Average gasoline prices were lower month-over-month at a 14-cent decline and a year-over-year drop of 28 cents.
In the Great Lakes and Central regions, price gains were led by increases in Ohio and Indiana, both 8 cents per gallon higher on the week. "With these increases, many states' averages have surpassed the $2 per gallon mark," the AAA said.
The Great Lakes and Central region price increases occurred despite a gasoline inventory build, "adding a staggering 2.7 million barrels," and with a total of 57 million barrels that is a 4 million barrel year-over-year surplus.
As for the Rockies, most states there saw some of the biggest changes in fuel prices in the country. Wyoming, with an average 8 cents per gallon decline, saw the biggest change there.
Gasoline prices in the Rockies, about 40 cents less than a month ago, are on the decline as regional refinery utilization is at its highest in weeks. Inventories added 242,000 barrels during the week and are expected to continue to increase throughout the winter, the AAA said.
In the South and Southeast, gasoline prices fluctuated "with increases and decreases as much as four cents on the week."
"The majority of states continue to carry the cheapest gas prices in the country," the statement said. Arkansas, at $1.90 per gallon has the lowest price. The region saw a small build in inventories.
In the Mid-Atlantic and Northeast fuel prices saw "small jumps and decreases," amid low demand and a continued gasoline inventory buildup. Delaware saw a 4 cent per gallon price increase.
In the West Coast, where fuel prices are consistently among the highest in the nation, all state averages moved lower in the week, led by Alaska with a decline of 8 cents per gallon.
California, which has stricter pollution control standards, is the nation's most expensive market with a gallon there costing $3.28.
West Coast prices declined as gasoline stocks surged by 2.4 million barrels, "the largest one-week build in nearly 26 years."
Fuel sold in service stations across most of the United States is a combination of either RBOB, Reformulate Gasoline Blendstock for Oxygenate Blending, or CBOB, Conventional Blendstock for Oxygenate Blending. Some states use RBOB and others CBOB. California mandates a special formula named CARBOB.
These blendstock products are all naphtha obtained from crude oil. The naphtha is in most cases later mixed with about 10 percent ethanol, which is an oxygenate added so that the ending emission is cleaner.

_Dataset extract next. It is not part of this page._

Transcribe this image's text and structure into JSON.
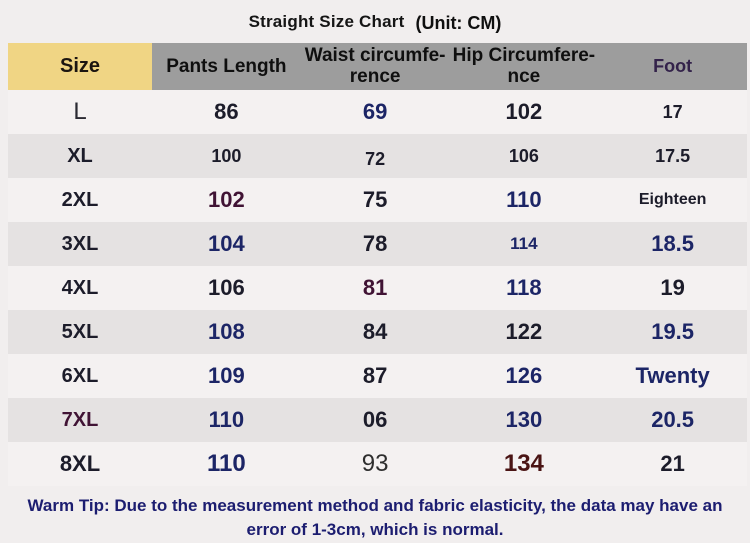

RBOB gasoline futures for February delivery were quoted Tuesday morning at $1.39 per gallon. This compares with $1.34 per gallon on January 8 for February delivery.
Ethanol, which is alcohol that in the United States is mostly derived from corn, was quoted early Tuesday at $1.29 for February delivery, slightly higher than $1.28 per gallon for February delivery a week earlier.